そう言うと同時に、彼女は成瀬のベルトを一気に引き抜き、床に投げ捨てた。そしてすぐに立ち上がり、手早く彼のズボンを脱いだ。

「パンツまでは脱がないでいいわよね?」

「君が望むなら俺は構わないけど」

優奈は冷笑し、「私はそんなの見たくないわ」と言った。

成瀬の体の傷がまだ完全に治っていないため、彼はシャワーを浴びることができず、体を拭くだけで済ませなければならなかった。

彼の体を拭いている間、優奈は前より明らかに冷静になっていた。

体を拭き終えると、彼女はタオルを絞り、成瀬の胸に放り投げながら淡々と言った。「そこは自分で拭いて、私は外で待ってる。終わったら呼んで」

成瀬はこれ以上彼女を困らせることはしなかった。無理に追い詰めれば、彼女の今の性格ではいずれ逃げ出す可能性があるからだ。

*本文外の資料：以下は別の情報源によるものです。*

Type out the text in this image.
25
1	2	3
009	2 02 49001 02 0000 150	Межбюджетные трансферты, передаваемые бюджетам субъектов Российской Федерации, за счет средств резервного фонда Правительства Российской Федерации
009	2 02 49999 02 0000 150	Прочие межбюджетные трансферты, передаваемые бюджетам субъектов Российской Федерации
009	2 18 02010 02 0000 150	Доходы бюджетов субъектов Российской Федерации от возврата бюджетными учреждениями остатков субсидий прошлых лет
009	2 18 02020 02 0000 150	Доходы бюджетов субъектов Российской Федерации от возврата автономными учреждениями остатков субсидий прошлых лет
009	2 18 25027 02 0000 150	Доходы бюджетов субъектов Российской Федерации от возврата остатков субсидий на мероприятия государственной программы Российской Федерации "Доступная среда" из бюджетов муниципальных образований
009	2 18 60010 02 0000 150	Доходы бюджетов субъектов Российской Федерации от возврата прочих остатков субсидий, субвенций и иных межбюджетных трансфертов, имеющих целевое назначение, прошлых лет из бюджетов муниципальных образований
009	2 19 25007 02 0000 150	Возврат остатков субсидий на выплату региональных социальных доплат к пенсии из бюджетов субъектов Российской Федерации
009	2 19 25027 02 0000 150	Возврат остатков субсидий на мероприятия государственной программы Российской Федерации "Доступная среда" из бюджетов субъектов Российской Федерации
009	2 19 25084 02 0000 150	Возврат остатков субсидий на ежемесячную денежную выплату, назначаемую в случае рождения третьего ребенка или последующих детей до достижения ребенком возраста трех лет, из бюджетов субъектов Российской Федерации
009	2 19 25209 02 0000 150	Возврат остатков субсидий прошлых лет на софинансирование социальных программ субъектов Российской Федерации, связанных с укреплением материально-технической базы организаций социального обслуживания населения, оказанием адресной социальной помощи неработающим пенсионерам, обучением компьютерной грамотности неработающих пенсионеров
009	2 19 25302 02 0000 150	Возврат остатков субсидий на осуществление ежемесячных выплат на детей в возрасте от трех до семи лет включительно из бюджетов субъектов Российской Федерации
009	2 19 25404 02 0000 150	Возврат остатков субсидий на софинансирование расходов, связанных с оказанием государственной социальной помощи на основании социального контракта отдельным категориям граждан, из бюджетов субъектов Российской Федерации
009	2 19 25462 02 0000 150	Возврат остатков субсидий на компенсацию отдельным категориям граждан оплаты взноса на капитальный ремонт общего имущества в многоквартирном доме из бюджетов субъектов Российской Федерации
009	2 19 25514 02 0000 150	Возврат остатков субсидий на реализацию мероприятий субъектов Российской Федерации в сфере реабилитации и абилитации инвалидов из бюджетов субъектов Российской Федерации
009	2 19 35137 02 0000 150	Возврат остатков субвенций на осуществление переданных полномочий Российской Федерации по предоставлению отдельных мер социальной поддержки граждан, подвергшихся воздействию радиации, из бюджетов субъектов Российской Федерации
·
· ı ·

成瀬の世話を終えると、優奈はすでに汗だくになっていた。

汗まみれの不快感に耐えきれず、彼女は服を手に取り風呂場へ行ってシャワーを浴びた。出てくると、成瀬は電話をかけていた。

優奈はタオルで髪を半乾きにし、成瀬が電話を終えるのを待ってから髪を乾かし始めた。

全てが終わる頃にはもう夜の10時を過ぎていた。彼女はクローゼットから布団を2枚取り出し、床に寝る準備をしていた。

その動作を見た成瀬の目は冷たくなり、歯を食いしばって言った。「優奈、布団を戻せ。ベッドで寝ろ!」

優奈は眉をひそめて彼を見つめた。「成瀬さん、私たちはもうすぐ離婚するのに、同じベッドで寝るのは不適切なの」

「今の俺の状態で、君に何かできるとでも思ってるのか?」

優奈は唇を噛み、「そういう意味じゃないの」と答えた。